第2話 冷え切って水気を多く含んだ粘土



 ***



 シエンの母、つまり継母と父が再婚したのは、母が亡くなってから一年を過ぎたころの事と聞いている。父はユウヒを、継母はシエンをそれぞれ連れての、いわゆる子連れ再婚だ。


 実の母はユウヒを産んで間もなく亡くなった。分娩台の上でだ。出血が止まらなかったのだという。

 思い出す母の顔は、生真面目すぎるほどの真顔だ。写真たての中から、彼女は静かにユウヒをじっと見つめてくる。どんな人なのか、どんな匂いをしていて、どんな声で、どんな温もりを持つ人だったのか。

 ユウヒは何一つ知らない。

 ただ、自分にとても似ていた、とは言われる。

 

 継母から。

 

 継母がユウヒに向ける眼差しはとても複雑だ。冷え切って水気を多く含んだ粘土のように、じっとりと重くまとわりついてくる。

 彼女の視線を浴びるたび苦しくなる。

 息苦しくてたまらない。

 ユウヒが継母からの視線に溺れかけていると、彼女との間にシエンがするりと身体を割り込ませてくる。まるで猫のように。のびやかに。

 シエンが継母に向ける眼差しは、いつも鋭く激しかった。


「姉さん、いこ」


 そういって、シエンはユウヒの手を握ると引きずるようにして継母の前から連れて逃げる。小さなころからずっと、シエンはそうやって護ってくれた。


 駆けながらドアを抜け出る間際に、ユウヒは一瞬だけ継母のほうへと振りかえる。振り返ってしまった。背中に彼女の視線が突き刺さっているような気がしてならなかったのだ。しかし、継母の表情はなぜだか上手く思い出せない。薄闇にまぎれ、その顔の前に黒くわしゃわしゃとしたもやがかかって。

 ああ、そしてシエンの手がユウヒの手を強く引いて、もうそのまま継母はユウヒの視界からフェイドアウトするのだ。


 あたかも、今この瞬間のように。


 そう。

 そうしてユウヒとシエンは、あの家から出たのだ。

 継母の視線から逃れるために。

 ユウヒの方が一歳上だから、先に出た。シエンから押し出されるようにして進学先を決めたようなものだった。必死だったのは寧ろ彼女のほうだった。
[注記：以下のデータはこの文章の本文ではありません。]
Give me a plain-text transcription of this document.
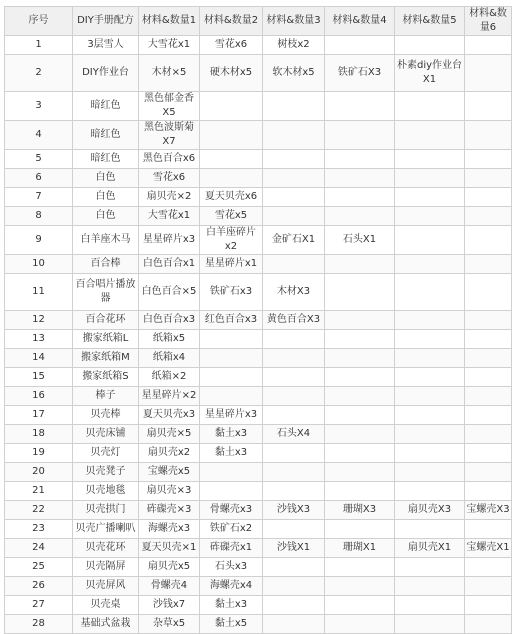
序号	DIY手册配方	材料&数量1	材料&数量2	材料&数量3	材料&数量4	材料&数量5	材料&数量6
1	3层雪人	大雪花x1	雪花x6	树枝x2			
2	DIY作业台	木材×5	硬木材x5	软木材x5	铁矿石X3	朴素diy作业台X1	
3	暗红色	黑色郁金香X5					
4	暗红色	黑色波斯菊X7					
5	暗红色	黑色百合x6					
6	白色	雪花x6					
7	白色	扇贝壳×2	夏天贝壳x6				
8	白色	大雪花x1	雪花x5				
9	白羊座木马	星星碎片x3	白羊座碎片x2	金矿石X1	石头X1		
10	百合棒	白色百合x1	星星碎片x1				
11	百合唱片播放器	白色百合×5	铁矿石x3	木材X3			
12	百合花环	白色百合x3	红色百合x3	黄色百合X3			
13	搬家纸箱L	纸箱x5					
14	搬家纸箱M	纸箱x4					
15	搬家纸箱S	纸箱×2					
16	棒子	星星碎片×2					
17	贝壳棒	夏天贝壳x3	星星碎片x3				
18	贝壳床铺	扇贝壳×5	黏土x3	石头X4			
19	贝壳灯	扇贝壳x2	黏土x3				
20	贝壳凳子	宝螺壳x5					
21	贝壳地毯	扇贝壳×3					
22	贝壳拱门	砗磲壳×3	骨螺壳x3	沙钱X3	珊瑚X3	扇贝壳X3	宝螺壳X3
23	贝壳广播喇叭	海螺壳x3	铁矿石x2				
24	贝壳花环	夏天贝壳×1	砗磲壳x1	沙钱X1	珊瑚X1	扇贝壳X1	宝螺壳X1
25	贝壳隔屏	扇贝壳x5	石头x3				
26	贝壳屏风	骨螺壳4	海螺壳x4				
27	贝壳桌	沙钱x7	黏土x3				
28	基础式盆栽	杂草x5	黏土x5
継母はシエンの実母なのに、彼女のほうがより強い敵視を向けていた。

 仕事で忙しく、主に海外を飛び回っている父の関与は薄い。

 だから、二人で決めた。



 ひやりとした冷気が呼吸と共に喉をすべり落ち、ユウヒはわずかばかり眉間を険しくする。

 ユウヒとシエンのかたわらでは、他生徒たちのざわめきが追いつ追われつしている。朝のいつもの光景だ。いつもの、どこか現実感が上滑りしたような、他人事のような、そんな風景。
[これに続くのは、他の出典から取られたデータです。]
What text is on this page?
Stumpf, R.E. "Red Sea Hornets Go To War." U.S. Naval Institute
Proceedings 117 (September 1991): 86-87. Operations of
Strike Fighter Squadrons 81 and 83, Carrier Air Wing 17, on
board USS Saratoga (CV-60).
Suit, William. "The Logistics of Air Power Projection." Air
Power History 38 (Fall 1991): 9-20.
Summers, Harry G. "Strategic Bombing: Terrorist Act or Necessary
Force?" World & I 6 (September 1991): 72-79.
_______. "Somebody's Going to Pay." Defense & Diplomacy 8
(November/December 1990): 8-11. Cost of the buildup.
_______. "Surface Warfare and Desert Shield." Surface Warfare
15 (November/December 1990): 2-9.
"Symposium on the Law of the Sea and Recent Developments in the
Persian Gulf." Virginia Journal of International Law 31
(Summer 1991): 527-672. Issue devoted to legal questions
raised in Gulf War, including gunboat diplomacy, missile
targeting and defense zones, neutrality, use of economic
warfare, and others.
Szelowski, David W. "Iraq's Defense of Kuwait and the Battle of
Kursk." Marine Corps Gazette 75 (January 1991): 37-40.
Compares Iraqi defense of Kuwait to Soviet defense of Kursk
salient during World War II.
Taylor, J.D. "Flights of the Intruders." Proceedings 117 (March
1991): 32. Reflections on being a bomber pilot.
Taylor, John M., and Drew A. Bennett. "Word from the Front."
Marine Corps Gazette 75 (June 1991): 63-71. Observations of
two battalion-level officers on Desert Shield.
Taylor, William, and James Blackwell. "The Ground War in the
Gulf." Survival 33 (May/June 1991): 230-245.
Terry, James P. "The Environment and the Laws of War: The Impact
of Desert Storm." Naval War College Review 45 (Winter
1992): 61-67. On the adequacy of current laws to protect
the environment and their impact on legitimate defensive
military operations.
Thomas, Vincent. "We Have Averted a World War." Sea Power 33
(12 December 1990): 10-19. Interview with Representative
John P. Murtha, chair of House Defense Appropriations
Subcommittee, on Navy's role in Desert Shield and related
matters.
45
 寮の部屋から出ても、シエンはユウヒの手を離さない。それは登校中の坂道を登るあいだもだ。

 二人が義理の姉妹であることは周囲も承知している。そういう噂はとかく出回りやすい。白玉はくぎょくはそれなりにセレブリティの子女が多く集まる学園でもある。それはつまり、ゴシップとも隣り合わせだということだ。
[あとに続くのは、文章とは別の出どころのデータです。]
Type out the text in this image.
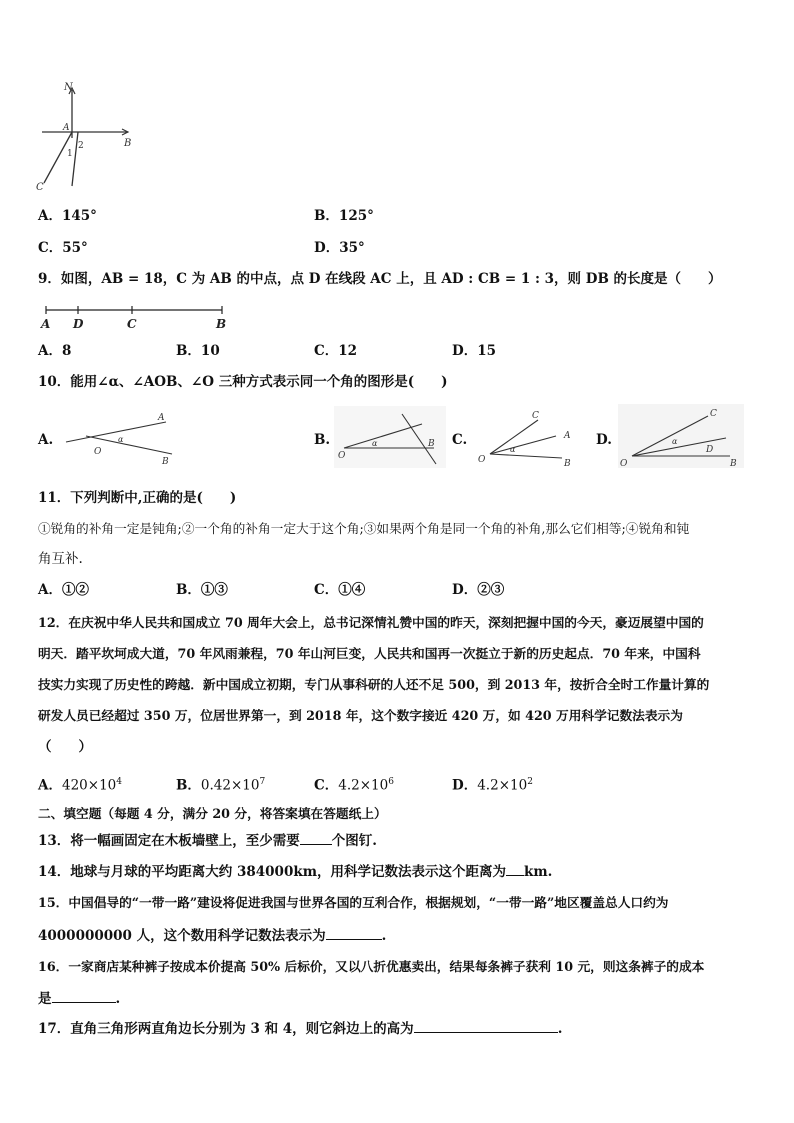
N
A
B
C
1
2
A．145°	B．125°
C．55°	D．35°
9．如图，AB = 18，C 为 AB 的中点，点 D 在线段 AC 上，且 AD : CB = 1 : 3，则 DB 的长度是（　　）
A D	C	B
A．8	B．10	C．12	D．15
10．能用∠α、∠AOB、∠O 三种方式表示同一个角的图形是(　　)
A.
A
α
O
B
B.	α
O
B C.
C
A
α
O	B
D.
C
α
O
D
B
11．下列判断中,正确的是(　　)
①锐角的补角一定是钝角;②一个角的补角一定大于这个角;③如果两个角是同一个角的补角,那么它们相等;④锐角和钝
角互补.
A．①②	B．①③	C．①④	D．②③
12．在庆祝中华人民共和国成立 70 周年大会上，总书记深情礼赞中国的昨天，深刻把握中国的今天，豪迈展望中国的
明天．踏平坎坷成大道，70 年风雨兼程，70 年山河巨变，人民共和国再一次挺立于新的历史起点．70 年来，中国科
技实力实现了历史性的跨越．新中国成立初期，专门从事科研的人还不足 500，到 2013 年，按折合全时工作量计算的
研发人员已经超过 350 万，位居世界第一，到 2018 年，这个数字接近 420 万，如 420 万用科学记数法表示为
（　　）
A．$420\times 10^4$	B．$0.42\times 10^7$	C．$4.2\times 10^6$	D．$4.2\times 10^2$
二、填空题（每题 4 分，满分 20 分，将答案填在答题纸上）
13．将一幅画固定在木板墙壁上，至少需要 个图钉.
14．地球与月球的平均距离大约 384000km，用科学记数法表示这个距离为 km.
15．中国倡导的“一带一路”建设将促进我国与世界各国的互利合作，根据规划，“一带一路”地区覆盖总人口约为
4000000000 人，这个数用科学记数法表示为	.
16．一家商店某种裤子按成本价提高 50% 后标价，又以八折优惠卖出，结果每条裤子获利 10 元，则这条裤子的成本
是	.
17．直角三角形两直角边长分别为 3 和 4，则它斜边上的高为	.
 自分達が不仲ではない証明としてそうしているのだと周囲は理解しているし、一部の熱狂的なユウヒのファンに対しての牽制としてシエンが利用していることもわかっている。


 空気が冷たい。胸の奥が冷える。

 手を、シエンがぎゅっと強く握る。


 仲がいいのか悪いのか。

 そんなこと、周りにとやかく言われる筋合いはない。

 だけど、この国ではまだ難しい。


 どう生きるのか。

 どうすれば二人で生きて行けるのか。

 父の強き後継者として、逃げ出すことなく歩めるのか。


 ユウヒの脳裏に、冷えて濡れた粘土のような継母の視線がよぎる。眉間に更なるしわが刻まれる。

 すでにあれから逃げている自分に、そんなことを偉そうにいう資格があるのかと、そうも思いながら。


 赤レンガ壁の角を曲がり、ユウヒはちらと視線を上げた。

 同じく赤レンガで外を覆った白玉の学舎がそこにある。昇降口の上には品の良いステンドグラスがあり、日の光を反射してユウヒの目を刺した。